Co-Authored-By: Claude Sonnet 4.6 <noreply@anthropic.com>
---
 docs/iterations/hypotheses/active.json | 18 ++++++++++++++++++
 docs/iterations/scanners/social_dd.md  | 15 ++++++++++++---
 2 files changed, 30 insertions(+), 3 deletions(-)

diff --git a/docs/iterations/hypotheses/active.json b/docs/iterations/hypotheses/active.json
index c9ca222f..9f6efc1a 100644
--- a/docs/iterations/hypotheses/active.json
+++ b/docs/iterations/hypotheses/active.json
@@ -22,5 +22,23 @@
       "baseline_scanner": "insider_buying",
       "conclusion": null
     }
+    ,{
+      "id": "social_dd-ranker-suppression",
+      "scanner": "social_dd",
+      "title": "Does ranker suppression cause us to miss social_dd 30d winners?",
+      "description": "social_dd shows 60% 30d win rate (+2.32% avg) but only 41.7% 7d (-1.92%). Hypothesis: the ranker and recommendation system evaluate at 7d horizon, unfairly penalizing a slow-win scanner. Most picks (22/25) already score >=65, so score suppression is not the primary issue — horizon mismatch is.",
+      "branch": null,
+      "pr_number": null,
+      "status": "pending",
+      "priority": 0,
+      "expected_impact": "medium",
+      "hypothesis_type": "statistical",
+      "created_at": "2026-04-13",
+      "min_days": 0,
+      "days_elapsed": 0,
+      "picks_log": [],
+      "baseline_scanner": "social_dd",
+      "conclusion": null
+    }
   ]
 }
\ No newline at end of file
diff --git a/docs/iterations/scanners/social_dd.md b/docs/iterations/scanners/social_dd.md
index b4d0c000..8bd80a0c 100644
--- a/docs/iterations/scanners/social_dd.md
+++ b/docs/iterations/scanners/social_dd.md
@@ -20,7 +20,16 @@ incorrect.
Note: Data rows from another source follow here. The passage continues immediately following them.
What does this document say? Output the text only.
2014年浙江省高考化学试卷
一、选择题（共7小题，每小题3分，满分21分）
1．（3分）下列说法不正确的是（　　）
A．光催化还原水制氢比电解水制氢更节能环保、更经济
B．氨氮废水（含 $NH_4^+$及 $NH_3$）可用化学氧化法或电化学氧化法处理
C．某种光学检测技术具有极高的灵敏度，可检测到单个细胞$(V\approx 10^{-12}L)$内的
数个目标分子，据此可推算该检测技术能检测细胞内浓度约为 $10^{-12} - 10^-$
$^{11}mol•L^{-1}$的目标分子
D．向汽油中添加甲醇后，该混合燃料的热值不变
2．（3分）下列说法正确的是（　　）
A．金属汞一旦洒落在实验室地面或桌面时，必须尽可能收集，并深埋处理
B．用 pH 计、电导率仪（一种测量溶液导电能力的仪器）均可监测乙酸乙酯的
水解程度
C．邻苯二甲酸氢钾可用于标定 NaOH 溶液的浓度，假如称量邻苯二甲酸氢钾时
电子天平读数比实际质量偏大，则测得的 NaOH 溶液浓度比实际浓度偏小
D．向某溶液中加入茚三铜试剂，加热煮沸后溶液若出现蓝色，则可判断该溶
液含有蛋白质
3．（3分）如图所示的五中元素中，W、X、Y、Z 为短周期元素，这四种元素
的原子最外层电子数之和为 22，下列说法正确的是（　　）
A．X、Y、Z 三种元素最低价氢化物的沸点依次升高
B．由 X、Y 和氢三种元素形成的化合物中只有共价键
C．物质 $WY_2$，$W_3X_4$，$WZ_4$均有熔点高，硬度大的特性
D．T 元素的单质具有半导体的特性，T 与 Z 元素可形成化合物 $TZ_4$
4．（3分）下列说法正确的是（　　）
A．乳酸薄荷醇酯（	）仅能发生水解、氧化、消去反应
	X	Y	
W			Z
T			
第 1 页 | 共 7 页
Setups currently score below 65 and are filtered by the score thresho
 - 0 mature recommendations from discovery pipeline (no recommendation generated from this appearance).
 - Confidence: medium (outcome data from scoring.md gives P&L context, but very few appearances in discovery pipeline)
 
+### 2026-04-13 — Statistical analysis (n=25 picks)
+- Avg score: 71.5 — most picks (22/25) already score ≥65. Ranker suppression is an outlier case, not systematic.
+- 7d win rate: 41.7%, avg 7d return: -1.92% — poor short-term.
+- 30d win rate: 60.0%, avg 30d return: +2.32% — confirmed slow-win profile.
+- High-conf (≥7, n=9): 30d win rate 55.6% — high confidence does not add meaningful edge over base rate.
+- **Key insight**: the evaluation horizon mismatch is the real issue. Downstream recommendation scoring and ranker calibration use 7d outcomes, which penalize social_dd unfairly. The scanner works — but only at 30d.
+- Confidence: high (n=25, consistent with prior 55% 30d finding)
+
 ## Pending Hypotheses
-- [ ] Does the ranker's "social_dd / social_hype → SPECULATIVE" grouping suppress social_dd scores, causing us to miss 30d winners?
-- [ ] Should social_dd get a separate ranker treatment from social_hype, given divergent 30d outcomes?
-- [ ] At what social score threshold (>75? >85?) does the setup reliably score ≥65 to generate recommendations?
+- [x] Does the ranker's "social_dd / social_hype → SPECULATIVE" grouping suppress social_dd scores? → **Partially false**: avg score is 71.5, suppression affects only 3/25 picks. Not the primary issue.
+- [ ] Should social_dd get a separate ranker treatment from social_hype, given divergent 30d outcomes? → Still open. social_hype 7d win rate 14.3% vs social_dd 30d 60% — they are fundamentally different signals.
+- [ ] Fix evaluation horizon: ranker and recommendation system should assess social_dd at 30d, not 7d. This may require a scanner-level `eval_horizon` config field.
+- [ ] At what social score threshold (>75? >85?) does the setup reliably score ≥65 to generate recommendations? → Lower priority now that suppression is not the main issue.